Do not launch until all of these pass:
  • Model compatibility check passes.
  • Dry-run completes multiple cycles without crashing.
  • OOS backtest is within the chosen profile’s risk limits.
  • MT5 API connection is stable.
  • Telegram alerts arrive correctly.
  • Max drawdown halt is active and correct.
  • You know how to revert to the last approved model revision.
If one critical check fails, stop and fix it before going live.

Monday launch sequence

1

Pull the approved revision

python ml/r2_hub.py --pull --revision vYYYYMMDD-p3
Use the revision that matches the approved profile for the account.
2

Verify compatibility

python3 -c "
import json
mc = json.load(open('models/model_compat.json'))
ml = json.load(open('ml_config.json'))
assert mc['feature_count'] == len(ml['features'])
print('OK:', mc['feature_count'], 'features')
"
3

Run a dry-run

python trading.py --dry
Let it cycle long enough to confirm signal flow, filters, and logging.
4

Start live trading

python trading.py
Monitor the first session closely.

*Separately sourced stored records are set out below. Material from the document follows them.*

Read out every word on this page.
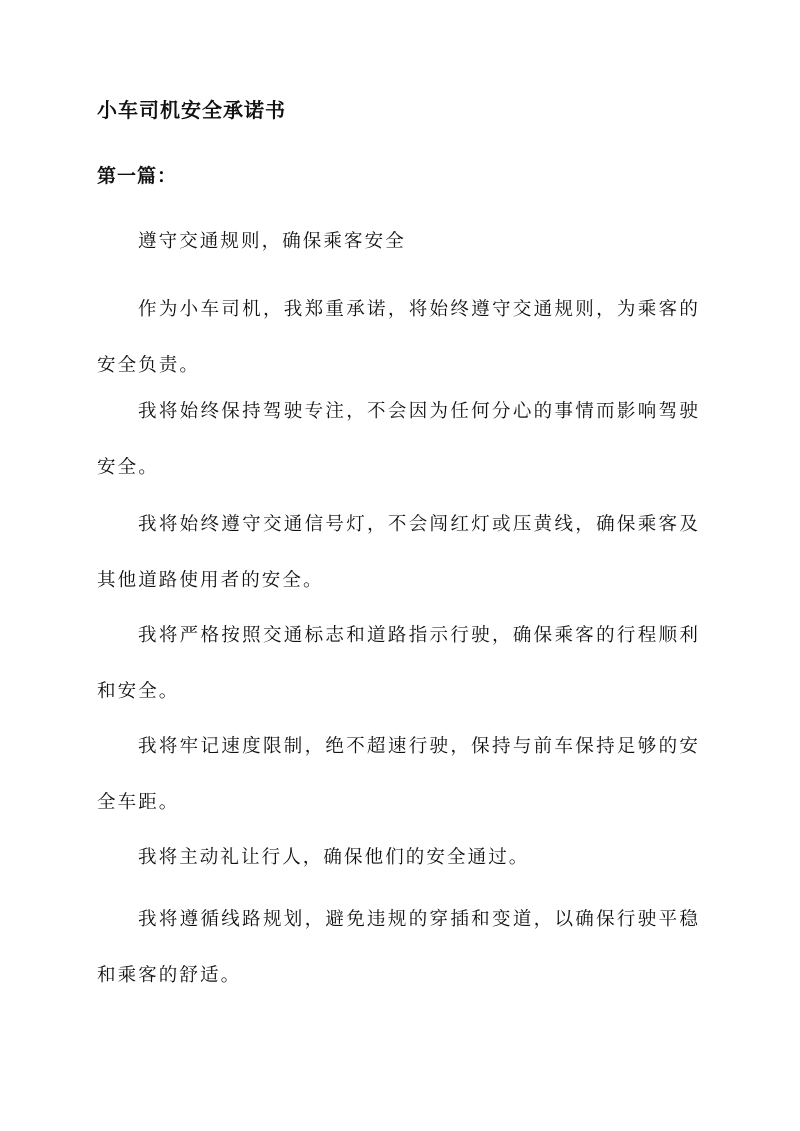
小车司机安全承诺书
第一篇：

遵守交通规则，确保乘客安全

作为小车司机，我郑重承诺，将始终遵守交通规则，为乘客的安全负责。

我将始终保持驾驶专注，不会因为任何分心的事情而影响驾驶安全。

我将始终遵守交通信号灯，不会闯红灯或压黄线，确保乘客及其他道路使用者的安全。

我将严格按照交通标志和道路指示行驶，确保乘客的行程顺利和安全。

我将牢记速度限制，绝不超速行驶，保持与前车保持足够的安全车距。

我将主动礼让行人，确保他们的安全通过。

我将遵循线路规划，避免违规的穿插和变道，以确保行驶平稳和乘客的舒适。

Do not leave it unattended on the first day.

Low-budget setup

Use the cheapest machine that can reliably run the live bot:
  • 4 vCPU / 8 GB RAM is usually enough for the trading runtime.
  • CPU-only machines are fine for live execution.
  • Keep retraining on a separate developer machine or cloud job.
  • Clients should never need to train models locally.

Rollout plan

  1. Launch your own account first.
  2. Watch it for 24-48 hours.
  3. Add one or two trusted client accounts.
  4. Expand only after the canary run is stable.

Rollback plan

If the launch misbehaves:
  1. Stop live trading.
  2. Pull the previous approved revision.
  3. Re-run dry-run.
  4. Restart only after the issue is understood.
The goal is predictable execution, not maximum aggressiveness on day one.